The term bronchial asthma is no longer used. The reason is because most asthma cases are bronchial if you think about it. In the past bronchial asthma was separated from cardiac asthma in that bronchial patients tend to suffer from shortness of breath mainly at night. Likewise, bronchial patients tend to have trouble exhaling, while cardiac patient don't have trouble exhaling.
Cardiac asthma patients tend to get dypneic with exertion, and those with bronchial asthma only get dyspneic when they are exposed to their asthma triggers. In this regard, if a patient becomes dyspneic just due to exertion every time exertion occurs, then this is not asthma at all, but cardiac asthma.

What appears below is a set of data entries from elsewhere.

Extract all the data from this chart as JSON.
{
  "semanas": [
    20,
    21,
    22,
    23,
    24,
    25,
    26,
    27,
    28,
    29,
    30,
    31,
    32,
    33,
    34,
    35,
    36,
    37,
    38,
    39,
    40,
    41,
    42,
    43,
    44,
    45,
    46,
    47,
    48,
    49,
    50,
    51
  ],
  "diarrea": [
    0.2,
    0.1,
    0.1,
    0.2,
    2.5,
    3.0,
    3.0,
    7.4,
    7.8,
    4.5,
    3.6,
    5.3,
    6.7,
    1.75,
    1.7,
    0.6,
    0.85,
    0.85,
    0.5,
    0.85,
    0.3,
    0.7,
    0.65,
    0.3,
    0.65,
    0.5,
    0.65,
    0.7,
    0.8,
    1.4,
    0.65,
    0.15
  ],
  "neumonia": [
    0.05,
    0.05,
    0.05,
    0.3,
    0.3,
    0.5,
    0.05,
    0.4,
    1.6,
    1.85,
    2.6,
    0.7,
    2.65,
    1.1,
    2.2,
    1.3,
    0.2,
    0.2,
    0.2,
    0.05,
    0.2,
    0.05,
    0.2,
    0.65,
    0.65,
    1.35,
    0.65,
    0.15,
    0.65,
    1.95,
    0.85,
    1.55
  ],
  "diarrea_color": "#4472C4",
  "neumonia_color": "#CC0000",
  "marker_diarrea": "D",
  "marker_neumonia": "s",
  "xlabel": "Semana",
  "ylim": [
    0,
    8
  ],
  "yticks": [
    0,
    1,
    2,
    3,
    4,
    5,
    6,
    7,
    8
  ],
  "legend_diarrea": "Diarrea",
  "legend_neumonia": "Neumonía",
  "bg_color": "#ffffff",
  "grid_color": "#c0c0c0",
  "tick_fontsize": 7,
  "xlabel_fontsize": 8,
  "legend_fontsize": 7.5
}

Yet even though it was over 200 years ago that the difference between cardiac asthma and bronchial asthma was defined, nurses and doctors still consider all that causes dyspnea as the same: it's all asthma. And this is why they continue to think that RT needs to be called and a bronchodilator given.
Unlike bronchial asthma, cardiac asthma patients tend to suffer from breathlessness at night but do not develop the characteristic wheezing when exhaling. In fact, the prolonged exhalation associated with asthma is not a part of cardiac asthma. While most texts note that sometimes physicians have trouble differentiating the two, I'd say that 90% of the time physicians cannot differentiate between the two.
This is why most physicians order breathing treatments for any patient that is dyspneic. I'd also have to add here that about 99% of nurses, most doctors and many RTs cannot differentiate between cardiac and bronchial asthma. It is for this reason so many nurses call for a respiratory therapist every time a patient becomes dsypneic with exertion.
When a patient gets better it's not so much the breathing treatment that helps, but the boost of oxygen and rest. Many times the patient is fine by the time I enter the room.
This is a common occurrence after nurses and aids help a patient to the pot.